Briton Ferry
- Mast height: 25 metres (82 ft)
- Coordinates: 51°38′45″N 3°48′42″W﻿ / ﻿51.6457°N 3.8116°W
- Grid reference: SS747956
- Built: 1979
- Relay of: Kilvey Hill
- BBC region: BBC Wales
- ITV region: ITV Cymru Wales

= Briton Ferry television relay station =

The Briton Ferry television relay station is sited on a hill to the east of Briton Ferry. It was originally built in the 1970s as a fill-in relay for UHF analogue colour television. It consists of a 25 m self-supporting lattice mast standing on a hillside which is itself about 180 m above sea level (about 150 m above the town). The transmitters are beamed towards the southwest and northwest to cater for those digital terrestrial TV subscribers in Briton Ferry and western Neath which for reasons of geography can't get a signal direct from the Kilvey Hill transmitter at Swansea nor from the relay transmitter at Neath Abbey across the valley. The Briton Ferry transmission station is owned and operated by Arqiva.

Briton Ferry transmitter re-radiates the signal received off-air from Kilvey Hill about 15 km to the west. When it came, the digital switchover process for Briton Ferry duplicated the timing at Kilvey Hill with the first stage taking place on Wednesday 12 August 2009 and the second stage was completed on Wednesday 9 September 2009, with the Kilvey Hill transmitter-group becoming the first in Wales to complete digital switchover. After the switchover process, analogue channels had ceased broadcasting permanently and the Freeview digital TV services were radiated at an ERP of 4 W each.

==Channels listed by frequency==
===Analogue television===
====21 September 1979 - 1 November 1982====

| Frequency | UHF | kW | Service |
|---|---|---|---|
| 623.25 MHz | 40 | 0.02 | BBC Two Wales |
| 647.25 MHz | 43 | 0.02 | HTV Wales |
| 671.25 MHz | 46 | 0.02 | BBC One Wales |

====1 November 1982 - 12 August 2009====
Briton Ferry (being in Wales) transmitted the S4C variant of Channel 4.

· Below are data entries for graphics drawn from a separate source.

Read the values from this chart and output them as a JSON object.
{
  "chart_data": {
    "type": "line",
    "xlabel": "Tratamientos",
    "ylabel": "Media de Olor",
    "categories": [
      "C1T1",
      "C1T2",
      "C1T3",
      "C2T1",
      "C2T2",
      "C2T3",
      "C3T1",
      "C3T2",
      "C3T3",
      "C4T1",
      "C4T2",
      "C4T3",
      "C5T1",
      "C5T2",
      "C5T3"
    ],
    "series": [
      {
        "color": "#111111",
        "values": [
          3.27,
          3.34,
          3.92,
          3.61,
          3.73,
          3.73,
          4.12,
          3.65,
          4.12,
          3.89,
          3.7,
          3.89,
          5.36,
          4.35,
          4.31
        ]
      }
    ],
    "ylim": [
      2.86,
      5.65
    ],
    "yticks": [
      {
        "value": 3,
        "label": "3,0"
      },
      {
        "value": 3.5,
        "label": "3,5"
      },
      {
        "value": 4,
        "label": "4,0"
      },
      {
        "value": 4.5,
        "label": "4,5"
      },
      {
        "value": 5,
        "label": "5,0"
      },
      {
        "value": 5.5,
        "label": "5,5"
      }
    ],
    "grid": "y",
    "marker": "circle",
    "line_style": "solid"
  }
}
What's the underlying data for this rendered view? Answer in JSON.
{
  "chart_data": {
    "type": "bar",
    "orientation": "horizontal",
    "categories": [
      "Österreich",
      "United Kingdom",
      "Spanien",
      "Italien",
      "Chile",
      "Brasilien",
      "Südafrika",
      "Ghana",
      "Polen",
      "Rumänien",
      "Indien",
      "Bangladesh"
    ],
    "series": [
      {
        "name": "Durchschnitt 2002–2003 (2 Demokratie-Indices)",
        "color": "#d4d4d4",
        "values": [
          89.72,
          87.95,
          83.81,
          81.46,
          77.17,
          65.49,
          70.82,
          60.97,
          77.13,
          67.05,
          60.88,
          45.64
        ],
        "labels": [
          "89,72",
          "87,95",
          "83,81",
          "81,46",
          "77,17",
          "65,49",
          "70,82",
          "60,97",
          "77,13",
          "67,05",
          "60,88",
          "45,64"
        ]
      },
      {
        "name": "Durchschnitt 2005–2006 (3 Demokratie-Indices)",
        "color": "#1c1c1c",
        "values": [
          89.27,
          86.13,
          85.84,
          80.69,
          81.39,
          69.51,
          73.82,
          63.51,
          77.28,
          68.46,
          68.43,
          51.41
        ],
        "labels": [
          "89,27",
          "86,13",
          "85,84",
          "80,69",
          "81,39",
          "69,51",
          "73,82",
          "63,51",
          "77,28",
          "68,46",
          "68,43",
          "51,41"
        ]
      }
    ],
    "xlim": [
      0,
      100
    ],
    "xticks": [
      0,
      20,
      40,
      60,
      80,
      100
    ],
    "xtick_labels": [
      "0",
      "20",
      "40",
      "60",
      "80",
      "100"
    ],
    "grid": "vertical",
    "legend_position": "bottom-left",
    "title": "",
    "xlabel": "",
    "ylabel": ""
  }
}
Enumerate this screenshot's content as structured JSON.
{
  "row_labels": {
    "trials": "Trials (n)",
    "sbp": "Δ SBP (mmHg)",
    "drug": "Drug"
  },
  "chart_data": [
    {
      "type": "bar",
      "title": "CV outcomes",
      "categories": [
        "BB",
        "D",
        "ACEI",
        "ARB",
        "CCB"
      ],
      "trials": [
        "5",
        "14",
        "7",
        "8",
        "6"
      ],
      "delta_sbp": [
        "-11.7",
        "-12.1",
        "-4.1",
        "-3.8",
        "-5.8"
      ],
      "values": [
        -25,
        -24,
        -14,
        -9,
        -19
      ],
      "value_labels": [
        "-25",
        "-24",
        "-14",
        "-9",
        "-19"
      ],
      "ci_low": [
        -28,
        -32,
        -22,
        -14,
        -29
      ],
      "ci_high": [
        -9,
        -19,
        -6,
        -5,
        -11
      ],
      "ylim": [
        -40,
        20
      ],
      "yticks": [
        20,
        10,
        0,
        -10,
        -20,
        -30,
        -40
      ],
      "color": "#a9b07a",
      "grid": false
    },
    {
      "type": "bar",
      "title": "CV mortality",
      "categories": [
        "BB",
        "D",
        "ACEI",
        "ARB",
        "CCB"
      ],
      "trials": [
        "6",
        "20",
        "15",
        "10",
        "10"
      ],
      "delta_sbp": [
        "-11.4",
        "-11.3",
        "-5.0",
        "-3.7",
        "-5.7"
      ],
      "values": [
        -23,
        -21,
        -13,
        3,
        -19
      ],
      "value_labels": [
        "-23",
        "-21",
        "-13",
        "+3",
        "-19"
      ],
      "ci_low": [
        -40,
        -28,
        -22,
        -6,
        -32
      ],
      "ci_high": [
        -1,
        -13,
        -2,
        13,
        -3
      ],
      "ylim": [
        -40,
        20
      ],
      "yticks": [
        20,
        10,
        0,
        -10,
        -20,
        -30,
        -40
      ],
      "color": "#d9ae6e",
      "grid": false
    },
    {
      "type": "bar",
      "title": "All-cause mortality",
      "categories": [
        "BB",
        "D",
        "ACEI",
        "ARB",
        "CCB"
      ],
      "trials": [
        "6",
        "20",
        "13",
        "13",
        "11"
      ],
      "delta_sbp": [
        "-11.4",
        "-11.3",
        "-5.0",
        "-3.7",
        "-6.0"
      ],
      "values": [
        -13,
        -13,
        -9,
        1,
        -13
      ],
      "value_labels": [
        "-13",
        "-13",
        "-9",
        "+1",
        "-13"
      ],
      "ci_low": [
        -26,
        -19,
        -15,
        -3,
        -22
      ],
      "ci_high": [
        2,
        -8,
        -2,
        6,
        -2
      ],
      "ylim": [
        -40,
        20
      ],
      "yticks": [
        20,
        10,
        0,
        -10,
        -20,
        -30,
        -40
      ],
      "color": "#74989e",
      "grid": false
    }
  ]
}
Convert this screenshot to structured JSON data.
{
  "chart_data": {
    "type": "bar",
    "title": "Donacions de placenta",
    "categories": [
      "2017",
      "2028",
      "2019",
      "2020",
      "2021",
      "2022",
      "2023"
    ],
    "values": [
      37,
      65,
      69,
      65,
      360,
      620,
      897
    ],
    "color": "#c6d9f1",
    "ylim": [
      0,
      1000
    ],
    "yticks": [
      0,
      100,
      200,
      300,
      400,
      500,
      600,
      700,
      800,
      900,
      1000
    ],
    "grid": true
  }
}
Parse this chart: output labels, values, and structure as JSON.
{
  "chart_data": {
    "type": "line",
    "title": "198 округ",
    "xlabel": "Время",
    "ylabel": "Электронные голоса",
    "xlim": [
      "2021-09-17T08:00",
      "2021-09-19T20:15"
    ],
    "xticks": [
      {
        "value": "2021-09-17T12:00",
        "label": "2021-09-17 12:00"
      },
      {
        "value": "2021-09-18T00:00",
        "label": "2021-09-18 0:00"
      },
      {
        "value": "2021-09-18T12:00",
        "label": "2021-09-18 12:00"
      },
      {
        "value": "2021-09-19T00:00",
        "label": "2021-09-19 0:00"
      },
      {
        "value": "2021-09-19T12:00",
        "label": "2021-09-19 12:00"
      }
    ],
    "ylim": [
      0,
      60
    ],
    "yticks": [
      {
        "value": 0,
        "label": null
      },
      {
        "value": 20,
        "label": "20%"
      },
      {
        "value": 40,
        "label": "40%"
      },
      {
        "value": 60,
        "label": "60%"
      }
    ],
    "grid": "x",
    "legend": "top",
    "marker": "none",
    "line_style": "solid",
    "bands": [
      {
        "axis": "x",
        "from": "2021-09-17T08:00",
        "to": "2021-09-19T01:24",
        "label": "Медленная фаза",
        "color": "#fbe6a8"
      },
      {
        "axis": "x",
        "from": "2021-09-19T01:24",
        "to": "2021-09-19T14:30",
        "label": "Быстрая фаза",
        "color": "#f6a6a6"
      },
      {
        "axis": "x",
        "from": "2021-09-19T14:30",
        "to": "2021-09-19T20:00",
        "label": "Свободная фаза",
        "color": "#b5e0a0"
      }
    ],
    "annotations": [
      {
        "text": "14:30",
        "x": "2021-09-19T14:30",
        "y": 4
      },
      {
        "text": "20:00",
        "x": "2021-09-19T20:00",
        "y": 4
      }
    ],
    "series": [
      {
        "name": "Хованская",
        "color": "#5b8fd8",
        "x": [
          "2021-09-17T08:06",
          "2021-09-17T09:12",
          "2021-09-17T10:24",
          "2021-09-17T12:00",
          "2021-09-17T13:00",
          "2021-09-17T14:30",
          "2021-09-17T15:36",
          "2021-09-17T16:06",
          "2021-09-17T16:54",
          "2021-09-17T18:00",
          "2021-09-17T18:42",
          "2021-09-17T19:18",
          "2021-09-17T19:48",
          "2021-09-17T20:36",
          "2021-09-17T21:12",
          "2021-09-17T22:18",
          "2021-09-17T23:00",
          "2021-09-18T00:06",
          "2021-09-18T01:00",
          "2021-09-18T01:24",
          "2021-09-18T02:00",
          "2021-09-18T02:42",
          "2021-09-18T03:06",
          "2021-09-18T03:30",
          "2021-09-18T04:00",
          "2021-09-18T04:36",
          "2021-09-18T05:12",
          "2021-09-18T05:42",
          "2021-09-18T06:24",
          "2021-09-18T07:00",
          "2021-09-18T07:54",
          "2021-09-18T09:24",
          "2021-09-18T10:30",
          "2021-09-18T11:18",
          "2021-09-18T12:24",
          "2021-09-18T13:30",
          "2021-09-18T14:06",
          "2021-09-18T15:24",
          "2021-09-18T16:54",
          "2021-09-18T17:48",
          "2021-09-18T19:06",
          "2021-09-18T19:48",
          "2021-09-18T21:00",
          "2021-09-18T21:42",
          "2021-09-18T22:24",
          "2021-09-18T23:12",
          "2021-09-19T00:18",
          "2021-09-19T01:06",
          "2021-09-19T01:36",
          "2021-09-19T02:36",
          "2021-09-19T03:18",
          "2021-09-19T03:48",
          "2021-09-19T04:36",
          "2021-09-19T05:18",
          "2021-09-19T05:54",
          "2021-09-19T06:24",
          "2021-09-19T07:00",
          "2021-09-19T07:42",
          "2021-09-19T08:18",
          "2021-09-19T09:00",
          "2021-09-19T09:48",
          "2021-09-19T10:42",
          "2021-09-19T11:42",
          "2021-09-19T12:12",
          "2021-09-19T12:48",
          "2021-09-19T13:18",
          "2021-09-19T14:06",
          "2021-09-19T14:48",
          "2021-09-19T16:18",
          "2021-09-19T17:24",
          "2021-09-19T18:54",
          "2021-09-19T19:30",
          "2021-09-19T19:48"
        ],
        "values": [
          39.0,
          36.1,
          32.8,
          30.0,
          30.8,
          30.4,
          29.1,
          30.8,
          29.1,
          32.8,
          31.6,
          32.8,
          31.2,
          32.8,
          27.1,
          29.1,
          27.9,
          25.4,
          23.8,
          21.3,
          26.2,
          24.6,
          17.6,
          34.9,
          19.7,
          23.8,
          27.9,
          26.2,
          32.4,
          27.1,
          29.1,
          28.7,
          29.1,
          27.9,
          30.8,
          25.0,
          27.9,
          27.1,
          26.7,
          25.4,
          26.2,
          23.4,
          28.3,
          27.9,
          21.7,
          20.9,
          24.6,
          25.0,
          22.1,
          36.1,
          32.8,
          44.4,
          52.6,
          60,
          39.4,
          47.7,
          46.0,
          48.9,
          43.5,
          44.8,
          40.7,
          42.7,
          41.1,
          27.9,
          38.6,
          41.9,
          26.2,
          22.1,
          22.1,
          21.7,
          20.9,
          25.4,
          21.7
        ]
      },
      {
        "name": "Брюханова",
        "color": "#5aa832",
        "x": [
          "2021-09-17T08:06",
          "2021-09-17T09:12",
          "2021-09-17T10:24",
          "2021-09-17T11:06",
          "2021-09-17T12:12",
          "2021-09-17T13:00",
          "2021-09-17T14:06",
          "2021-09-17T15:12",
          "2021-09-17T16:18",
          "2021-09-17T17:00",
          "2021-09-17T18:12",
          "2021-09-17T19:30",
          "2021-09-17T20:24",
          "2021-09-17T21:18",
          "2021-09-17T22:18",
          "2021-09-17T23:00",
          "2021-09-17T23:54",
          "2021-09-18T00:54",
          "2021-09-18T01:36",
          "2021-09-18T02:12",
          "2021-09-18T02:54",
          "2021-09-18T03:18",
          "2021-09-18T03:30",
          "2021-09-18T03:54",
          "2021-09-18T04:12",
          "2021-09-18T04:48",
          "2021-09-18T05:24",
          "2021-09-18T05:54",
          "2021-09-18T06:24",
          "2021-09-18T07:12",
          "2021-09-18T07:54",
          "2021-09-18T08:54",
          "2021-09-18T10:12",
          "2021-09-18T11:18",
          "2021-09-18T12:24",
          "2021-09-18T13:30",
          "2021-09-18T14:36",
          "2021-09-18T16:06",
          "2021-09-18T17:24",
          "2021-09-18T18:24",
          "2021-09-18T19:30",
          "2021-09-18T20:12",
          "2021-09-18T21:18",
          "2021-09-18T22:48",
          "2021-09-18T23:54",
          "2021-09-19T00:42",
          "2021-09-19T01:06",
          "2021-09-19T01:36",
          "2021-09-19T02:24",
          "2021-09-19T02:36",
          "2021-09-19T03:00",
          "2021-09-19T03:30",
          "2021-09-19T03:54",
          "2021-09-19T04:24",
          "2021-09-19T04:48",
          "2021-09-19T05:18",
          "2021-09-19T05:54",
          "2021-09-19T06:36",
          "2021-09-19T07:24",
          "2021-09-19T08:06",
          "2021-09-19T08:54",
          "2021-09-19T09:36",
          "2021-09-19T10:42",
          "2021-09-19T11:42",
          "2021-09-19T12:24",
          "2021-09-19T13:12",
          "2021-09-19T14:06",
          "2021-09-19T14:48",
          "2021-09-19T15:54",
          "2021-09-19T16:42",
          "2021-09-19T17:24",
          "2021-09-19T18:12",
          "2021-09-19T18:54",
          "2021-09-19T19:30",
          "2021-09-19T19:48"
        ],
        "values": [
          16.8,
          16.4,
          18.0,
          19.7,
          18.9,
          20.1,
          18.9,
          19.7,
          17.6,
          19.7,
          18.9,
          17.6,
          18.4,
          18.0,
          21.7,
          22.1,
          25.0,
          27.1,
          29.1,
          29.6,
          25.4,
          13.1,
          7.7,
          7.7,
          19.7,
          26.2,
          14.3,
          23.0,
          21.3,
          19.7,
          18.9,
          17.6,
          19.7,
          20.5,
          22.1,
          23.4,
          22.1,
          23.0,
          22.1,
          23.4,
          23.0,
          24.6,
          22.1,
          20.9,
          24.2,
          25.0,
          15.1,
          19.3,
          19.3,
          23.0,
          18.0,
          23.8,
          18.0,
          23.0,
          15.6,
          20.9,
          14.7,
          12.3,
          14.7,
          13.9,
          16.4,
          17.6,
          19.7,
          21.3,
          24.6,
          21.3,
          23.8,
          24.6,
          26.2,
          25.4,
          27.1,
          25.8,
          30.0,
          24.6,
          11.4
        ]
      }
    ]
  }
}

| Frequency | UHF | kW | Service |
|---|---|---|---|
| 623.25 MHz | 40 | 0.02 | BBC Two Wales |
| 647.25 MHz | 43 | 0.02 | HTV Wales |
| 671.25 MHz | 46 | 0.02 | BBC One Wales |
| 703.25 MHz | 50 | 0.02 | S4C |

===Analogue and digital television===
====12 August 2009 - 9 September 2009====
The UK's digital switchover commenced at Kilvey Hill (and therefore at Briton Ferry and all its other relays) on 12 August 2009. Analogue BBC Two Wales on channel 40 was first to close, and ITV Wales was moved from channel 43 to channel 40 for its last month of service. Channel 43 was replaced by the new digital BBC A mux which started up in 64-QAM and at full power (i.e. 4 W).

| Frequency | UHF | kW | Service | System |
|---|---|---|---|---|
| 623.25 MHz | 40 | 0.02 | ITV1 Wales | PAL System I |
| 650.000 MHz | 43 | 0.004 | BBC A | DVB-T |
| 671.25 MHz | 46 | 0.02 | BBC One Wales | PAL System I |
| 703.25 MHz | 50 | 0.02 | S4C | PAL System I |

===Digital television===
====9 September 2009 - present====
The remaining analogue TV services were closed down and the digital multiplexes took over on the original analogue channels' frequencies.

| Frequency | UHF | kW | Operator |
|---|---|---|---|
| 650.000 MHz | 43 | 0.004† | BBC A |
| 674.000 MHz | 46 | 0.004† | Digital 3&4 |
| 706.000 MHz | 50 | 0.004† | BBC B |

† From 31 October 2012 until 13 March 2013 ERP at this site will increase by +12 dB (i.e. to 32W). The reason for this has not been explained (see talk page).